Loris Capirossi : Hati hati Rossi itu Cerdik Laksana Rubah.


ktm indonesia

RiderTua.Com— Loris Capirossi   (italia) adalah mantan pembalap profesional MotoGP yang kini masuk dalam jajaran “orang dalam” penyelenggara balapan atau lebih tepatnya dia merupakan bagian dari Race Direction mulai musim ini, akhir karirnya tahun 2011 ditandai dengan melakukan balapan dengan motor bernomor  58  nomor motor milik almarhum Marco Simoncelli sebagai penghormatan terakhir Loris di seri penutup GP Valencia 2011 ..
Ketika diwawancara sebuah media tentang kondisi persaingan musim ini terutama seri pembuka Qatar dia berujar,

“Marquez akan start paling depan, karena kali ini Marc memiliki motor yang lebih kompetitif dibandingkan tahun lalu… Kemudian ada Maverick Vinales dan Valentino Rossi… dan dalam beberapa kondisi ada beberapa pengendara cepat lainnya… Iannone bisa menjadi kuda hitam,  Ducati  ingin memulai dengan baik dengan Lorenzo dan Dovizioso…namun bagaimanapun juga saya melihat Dovi akan lebih cepat dari Jorge. “

Saat sesi tes pra musim di Australia, Troy Bayliss mengungkapkan bahwa  tidak ada pembalap yang bisa mengendarai Ducati seperti Stoner.

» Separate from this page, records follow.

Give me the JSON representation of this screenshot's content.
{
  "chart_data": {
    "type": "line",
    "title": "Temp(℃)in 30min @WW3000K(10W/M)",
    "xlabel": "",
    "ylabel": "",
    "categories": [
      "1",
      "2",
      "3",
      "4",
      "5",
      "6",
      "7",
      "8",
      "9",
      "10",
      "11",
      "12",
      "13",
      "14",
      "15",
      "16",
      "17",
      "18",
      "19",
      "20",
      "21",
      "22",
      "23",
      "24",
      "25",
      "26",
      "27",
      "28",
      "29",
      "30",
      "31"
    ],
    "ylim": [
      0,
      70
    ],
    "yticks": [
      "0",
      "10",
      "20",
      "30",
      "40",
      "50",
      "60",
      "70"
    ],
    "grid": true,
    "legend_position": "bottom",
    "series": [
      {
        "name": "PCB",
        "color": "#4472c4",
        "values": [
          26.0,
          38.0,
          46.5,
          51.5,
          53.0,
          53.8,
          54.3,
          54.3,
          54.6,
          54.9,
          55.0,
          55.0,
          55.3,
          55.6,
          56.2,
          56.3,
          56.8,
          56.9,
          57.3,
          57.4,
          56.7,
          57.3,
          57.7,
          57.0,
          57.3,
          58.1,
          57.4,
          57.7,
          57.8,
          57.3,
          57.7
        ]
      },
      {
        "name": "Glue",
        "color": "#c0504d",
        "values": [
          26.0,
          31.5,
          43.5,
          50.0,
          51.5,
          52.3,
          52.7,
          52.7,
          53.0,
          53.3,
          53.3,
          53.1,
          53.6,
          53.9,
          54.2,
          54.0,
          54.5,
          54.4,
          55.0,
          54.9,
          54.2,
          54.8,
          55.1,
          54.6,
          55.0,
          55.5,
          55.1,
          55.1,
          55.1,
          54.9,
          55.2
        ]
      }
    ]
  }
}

“Saya berpikir bahwa Casey lahir untuk naik Ducati. Dia memiliki perasaan tertentu dengan motor itu. Dia cepat dan pada kenyataannya memang sangat cepat…namun dia  tidak siap untuk perlombaan. “

 

Ketika ditanya tentang saat Rossi diberitakan menderita kelelahan fisiknya selama tes Austrlia dan kesempatannya untuk menang musim ini Loris menjawab…

“Saya tidak berpikir begitu( Rossi kelelahan)  Vale adalah pembalap yang tenang yang tidak perlu mencoba untuk catatkan waktu tercepat dengan segera atau secara langsung. Dia lebih suka untuk mempersiapkan motor untuk lomba. usianya tidak ada hubungannya dengan itu. Sejujurnya, saya tidak tahu di mana dia menemukan semua motivasi pada usia 38 tahun. Valentino sangat muda dan dia seorang petarung. Mungkin sesuatu bisa terjadi antara dua petarung (Vinales dan Marquez) dan Valentino Rossi seperti rubah (cerdik), dia akan memanfaatkan kondisi itu dalam lomba. “

 

Apakah kemarin hanya sebuah strategi Rossi dimana menurut Loris Valentino Rossi akan ambil kesempatan dari duel dua pembalap muda yang penuh nafsu dan strategi Rossi adalah main aman..??